Credentials
Victor James Zammit, B.A.(Psych), Grad. Dip. Ed., M.A.(Legal Hist.), LL.B, Ph.D, lawyer, Euro-Australian, is an attorney-at-law, Solicitor of the Supreme Court of the New South Wales and the High Court of Australia (ret.). Victor was raised and educated in Sydney, Australia. (Victor worked p/t for a law enforcement agency).
He is a specialist in Corporations Law and a consultant and lecturer. Before that he worked in the Local Courts, District Courts and Supreme Courts in Sydney.
He successfully defended a client (now believed to be deceased) who was reputed to have been an arms dealer and who is on record (Judge Palermo, Italy) for trying to sell three atomic bombs to Saudi Arabia, 82 Exocet missiles to Argentina in the mid 80's - matter published in the Sydney mainstream newspaper The Sunday Telegraph 10th April 1988. Information from this client led to the removal of a Minister for Defence in the Fraser Government.
Victor is on record for being one of the early lawyers to introduce the defence of 'Dissociative Reaction' to murder associated with Provocation in the matter of The Crown v J Borg heard by Mr Justice Yeldham at Parramatta District Court. In 1979 Victor was also appointed by the Premier of New South Wales Mr Neville Wran SC as an independent investigator for the investigation of the shooting of a hostage by the police.
Victor pursued extensive extra-curricular activities in civil liberties and human rights, participating in memorable public debates. On three occasions he debated with the former Leader of the Conservative Party and Shadow Attorney General of the State of New South Wales, now the Hon. Mr Justice Dowd of the Supreme Court on the topic ’That Australia should have a Bill of Rights’. In 1974 he debated the then National Secretary of the Australian Communist Party, Laurie Aarons, on ’Violations of Human Rights in Russia’. He also particpated in a debate against the present Australian Prime Minister, Hon. John Howard, at Mosman in 1971 on ‘Australia’s Foreign Policy’.
In 1979/80 Victor was a member of the United Nations Association Human Rights Committee (NSW Branch).
Victor organised and chaired other highly successful public meetings at the internationally famous Wayside Chapel and the University of New South Wales for Australia’s charismatic leaders, including five former Prime Ministers and other Western and Eastern leaders in religion, politics and administration. During the late sixties and seventies - the Vietnam War years - Victor organised extensive pro human rights and anti-USSR communist meetings. He organised the only pro-American demonstrations in Australia regarding the American hostages taken by Iran during 1979-1980.

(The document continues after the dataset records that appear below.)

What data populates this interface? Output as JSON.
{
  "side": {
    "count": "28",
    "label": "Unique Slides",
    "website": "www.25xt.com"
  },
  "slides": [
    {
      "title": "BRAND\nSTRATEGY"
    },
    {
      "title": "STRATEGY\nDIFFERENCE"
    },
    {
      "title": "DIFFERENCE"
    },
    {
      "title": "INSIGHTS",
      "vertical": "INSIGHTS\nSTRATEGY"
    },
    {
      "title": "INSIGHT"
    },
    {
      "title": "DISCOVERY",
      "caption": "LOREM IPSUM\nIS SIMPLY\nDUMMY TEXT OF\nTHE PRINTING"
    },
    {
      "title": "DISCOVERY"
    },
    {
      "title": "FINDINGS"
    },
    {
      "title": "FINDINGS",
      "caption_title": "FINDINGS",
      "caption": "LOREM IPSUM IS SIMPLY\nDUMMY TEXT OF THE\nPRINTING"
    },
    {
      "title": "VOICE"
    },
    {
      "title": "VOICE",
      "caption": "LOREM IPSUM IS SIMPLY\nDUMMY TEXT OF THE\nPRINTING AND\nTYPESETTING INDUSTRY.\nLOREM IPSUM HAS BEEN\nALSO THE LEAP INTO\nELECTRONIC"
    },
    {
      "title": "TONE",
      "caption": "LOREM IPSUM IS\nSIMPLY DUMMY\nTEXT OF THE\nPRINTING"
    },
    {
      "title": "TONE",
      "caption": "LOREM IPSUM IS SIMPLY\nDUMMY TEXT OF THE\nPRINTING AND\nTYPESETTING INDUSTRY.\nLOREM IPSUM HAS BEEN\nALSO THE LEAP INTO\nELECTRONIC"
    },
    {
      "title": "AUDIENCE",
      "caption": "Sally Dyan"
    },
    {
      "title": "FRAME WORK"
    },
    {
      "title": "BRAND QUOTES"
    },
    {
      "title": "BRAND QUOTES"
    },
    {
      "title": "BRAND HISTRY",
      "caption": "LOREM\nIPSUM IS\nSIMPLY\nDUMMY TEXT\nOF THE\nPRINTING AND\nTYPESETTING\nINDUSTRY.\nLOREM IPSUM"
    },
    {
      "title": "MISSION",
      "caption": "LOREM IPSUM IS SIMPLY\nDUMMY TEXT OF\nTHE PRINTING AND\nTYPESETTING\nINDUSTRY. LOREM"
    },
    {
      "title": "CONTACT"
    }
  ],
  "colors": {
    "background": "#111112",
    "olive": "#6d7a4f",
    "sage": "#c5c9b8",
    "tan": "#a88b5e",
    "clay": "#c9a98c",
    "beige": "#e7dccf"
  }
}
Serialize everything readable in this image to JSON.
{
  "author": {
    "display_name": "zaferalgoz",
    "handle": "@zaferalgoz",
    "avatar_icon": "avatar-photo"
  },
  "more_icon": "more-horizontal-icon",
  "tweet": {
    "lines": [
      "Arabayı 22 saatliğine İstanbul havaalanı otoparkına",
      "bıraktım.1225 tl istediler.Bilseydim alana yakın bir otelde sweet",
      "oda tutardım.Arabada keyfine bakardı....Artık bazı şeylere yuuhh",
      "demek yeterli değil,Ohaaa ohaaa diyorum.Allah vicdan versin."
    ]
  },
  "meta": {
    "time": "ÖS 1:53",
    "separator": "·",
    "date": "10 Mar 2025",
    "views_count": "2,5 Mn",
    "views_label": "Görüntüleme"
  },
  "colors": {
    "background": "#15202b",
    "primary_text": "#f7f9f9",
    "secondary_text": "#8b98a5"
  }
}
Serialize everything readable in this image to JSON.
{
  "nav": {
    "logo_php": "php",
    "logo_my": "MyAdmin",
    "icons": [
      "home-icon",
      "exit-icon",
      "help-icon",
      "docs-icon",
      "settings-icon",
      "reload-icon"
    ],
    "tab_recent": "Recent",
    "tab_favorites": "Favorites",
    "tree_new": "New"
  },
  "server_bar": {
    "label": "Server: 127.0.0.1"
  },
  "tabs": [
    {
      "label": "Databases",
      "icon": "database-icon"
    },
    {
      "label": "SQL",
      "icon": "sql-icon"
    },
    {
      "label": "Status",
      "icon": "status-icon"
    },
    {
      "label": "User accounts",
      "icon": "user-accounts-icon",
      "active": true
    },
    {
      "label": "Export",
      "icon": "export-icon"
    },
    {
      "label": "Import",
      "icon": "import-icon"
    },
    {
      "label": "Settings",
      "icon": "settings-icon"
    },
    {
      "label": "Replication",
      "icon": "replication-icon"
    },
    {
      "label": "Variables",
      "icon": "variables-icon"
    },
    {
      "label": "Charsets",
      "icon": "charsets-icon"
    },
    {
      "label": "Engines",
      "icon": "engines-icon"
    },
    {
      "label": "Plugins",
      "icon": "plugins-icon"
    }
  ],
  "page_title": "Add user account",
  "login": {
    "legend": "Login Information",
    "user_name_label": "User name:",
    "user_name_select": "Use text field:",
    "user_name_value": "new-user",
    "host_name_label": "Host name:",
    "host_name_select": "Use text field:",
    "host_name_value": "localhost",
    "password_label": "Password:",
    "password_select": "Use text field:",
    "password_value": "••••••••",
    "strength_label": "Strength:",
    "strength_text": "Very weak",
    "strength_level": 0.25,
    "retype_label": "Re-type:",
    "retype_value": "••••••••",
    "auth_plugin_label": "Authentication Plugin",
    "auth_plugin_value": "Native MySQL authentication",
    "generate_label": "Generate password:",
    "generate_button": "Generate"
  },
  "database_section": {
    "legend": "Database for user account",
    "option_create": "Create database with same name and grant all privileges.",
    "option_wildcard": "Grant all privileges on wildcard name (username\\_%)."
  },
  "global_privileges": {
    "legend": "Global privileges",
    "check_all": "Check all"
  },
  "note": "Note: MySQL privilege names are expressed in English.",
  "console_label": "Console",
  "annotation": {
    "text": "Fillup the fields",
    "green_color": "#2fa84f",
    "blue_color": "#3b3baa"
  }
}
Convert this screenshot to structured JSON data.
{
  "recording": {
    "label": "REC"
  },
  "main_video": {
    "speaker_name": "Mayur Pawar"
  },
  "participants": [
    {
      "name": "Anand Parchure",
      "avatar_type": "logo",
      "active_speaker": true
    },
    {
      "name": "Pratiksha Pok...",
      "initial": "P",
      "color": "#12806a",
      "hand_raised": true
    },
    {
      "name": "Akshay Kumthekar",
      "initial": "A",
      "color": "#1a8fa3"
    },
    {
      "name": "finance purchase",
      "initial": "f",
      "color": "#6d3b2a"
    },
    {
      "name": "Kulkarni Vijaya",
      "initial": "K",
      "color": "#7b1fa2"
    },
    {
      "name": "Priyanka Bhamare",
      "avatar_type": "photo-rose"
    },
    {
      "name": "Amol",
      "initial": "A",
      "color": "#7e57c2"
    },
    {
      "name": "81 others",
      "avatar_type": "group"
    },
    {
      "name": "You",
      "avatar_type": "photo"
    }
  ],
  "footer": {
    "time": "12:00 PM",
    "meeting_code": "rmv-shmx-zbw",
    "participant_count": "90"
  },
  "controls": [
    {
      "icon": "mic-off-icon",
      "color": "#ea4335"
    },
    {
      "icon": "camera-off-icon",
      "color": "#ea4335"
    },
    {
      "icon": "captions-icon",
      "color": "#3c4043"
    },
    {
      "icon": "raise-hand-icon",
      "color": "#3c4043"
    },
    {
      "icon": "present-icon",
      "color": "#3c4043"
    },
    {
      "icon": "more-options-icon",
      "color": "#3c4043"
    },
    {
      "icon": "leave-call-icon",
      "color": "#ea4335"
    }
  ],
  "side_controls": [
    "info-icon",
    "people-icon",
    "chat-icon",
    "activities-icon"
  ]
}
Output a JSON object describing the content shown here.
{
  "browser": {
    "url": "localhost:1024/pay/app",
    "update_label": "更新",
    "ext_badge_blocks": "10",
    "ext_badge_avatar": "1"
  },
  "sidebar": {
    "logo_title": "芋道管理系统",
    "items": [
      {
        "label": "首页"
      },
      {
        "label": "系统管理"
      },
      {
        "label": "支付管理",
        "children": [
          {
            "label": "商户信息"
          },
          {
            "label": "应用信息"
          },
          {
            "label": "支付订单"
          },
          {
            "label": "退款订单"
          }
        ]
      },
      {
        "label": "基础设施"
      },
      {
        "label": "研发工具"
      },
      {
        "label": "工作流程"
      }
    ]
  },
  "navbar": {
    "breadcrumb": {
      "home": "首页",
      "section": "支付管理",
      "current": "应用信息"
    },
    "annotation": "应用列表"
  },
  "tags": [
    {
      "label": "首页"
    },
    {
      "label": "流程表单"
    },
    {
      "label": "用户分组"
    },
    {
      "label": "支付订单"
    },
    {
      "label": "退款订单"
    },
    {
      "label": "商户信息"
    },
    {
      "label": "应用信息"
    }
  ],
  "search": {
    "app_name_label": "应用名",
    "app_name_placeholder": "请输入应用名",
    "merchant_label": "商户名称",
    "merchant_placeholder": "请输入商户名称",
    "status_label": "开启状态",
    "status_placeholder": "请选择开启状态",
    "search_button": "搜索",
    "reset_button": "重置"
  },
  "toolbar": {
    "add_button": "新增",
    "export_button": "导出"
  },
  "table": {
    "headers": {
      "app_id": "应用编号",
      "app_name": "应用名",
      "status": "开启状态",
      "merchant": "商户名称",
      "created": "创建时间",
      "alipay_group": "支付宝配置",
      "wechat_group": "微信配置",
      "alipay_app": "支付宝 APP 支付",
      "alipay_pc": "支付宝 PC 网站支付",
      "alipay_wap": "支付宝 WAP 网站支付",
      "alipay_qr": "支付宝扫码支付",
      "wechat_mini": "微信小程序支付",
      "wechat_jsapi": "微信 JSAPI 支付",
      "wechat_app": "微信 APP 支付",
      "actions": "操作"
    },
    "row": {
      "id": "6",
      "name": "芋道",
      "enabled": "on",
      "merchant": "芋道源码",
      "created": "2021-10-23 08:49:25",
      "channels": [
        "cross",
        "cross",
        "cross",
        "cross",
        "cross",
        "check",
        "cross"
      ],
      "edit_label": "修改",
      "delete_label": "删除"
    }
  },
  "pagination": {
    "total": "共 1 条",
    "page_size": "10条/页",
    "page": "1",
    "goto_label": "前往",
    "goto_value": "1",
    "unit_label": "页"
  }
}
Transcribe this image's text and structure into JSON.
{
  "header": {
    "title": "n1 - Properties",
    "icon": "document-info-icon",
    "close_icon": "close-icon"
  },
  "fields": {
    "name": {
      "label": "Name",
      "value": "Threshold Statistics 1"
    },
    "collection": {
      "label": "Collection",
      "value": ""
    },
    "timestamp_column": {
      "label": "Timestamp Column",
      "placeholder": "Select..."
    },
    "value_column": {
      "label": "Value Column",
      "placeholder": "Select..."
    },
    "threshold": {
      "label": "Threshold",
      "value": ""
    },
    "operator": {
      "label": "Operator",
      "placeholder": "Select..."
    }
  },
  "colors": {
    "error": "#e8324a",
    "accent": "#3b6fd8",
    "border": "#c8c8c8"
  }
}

For over a decade on Sundays Victor volunteered his professional services as meetings co-ordinator, orator and chairperson at the Wayside Chapel. He worked closely with the legendary spiritually radical, charismatic leader, the Rev. Ted Noffs and was influenced by his teaching of universal consciousness and tolerance of all religions and non religionists. He was attracted by the philosophy of the Wayside Chapel - “I am a Catholic, a Protestant, a Jew, a Muslim, a Sikh, a Buddhist, a Hindu ... I am part of all religions past, present and future, because I am a human being and nothing is alien to me ...” Further, the emphasis at the Wayside was on social justice, in doing for the good of humanity and not in any religious beliefs.
Victor was initially suspicious of the New Age Movement for its blatant commercial exploitation of people’s basic instinctual tendency for spiritual development. However he did have a number of psychic/spiritual experiences which set him questioning, reading and researching. Adopting a scientific criterion, Victor was able to select that information which could withstand and pass the many rigid tests of objectivity.
The book, A Lawyer Presents the Case for the Afterlife, has been accessed by more than two and a half million people from sixty five countries over the last seven years.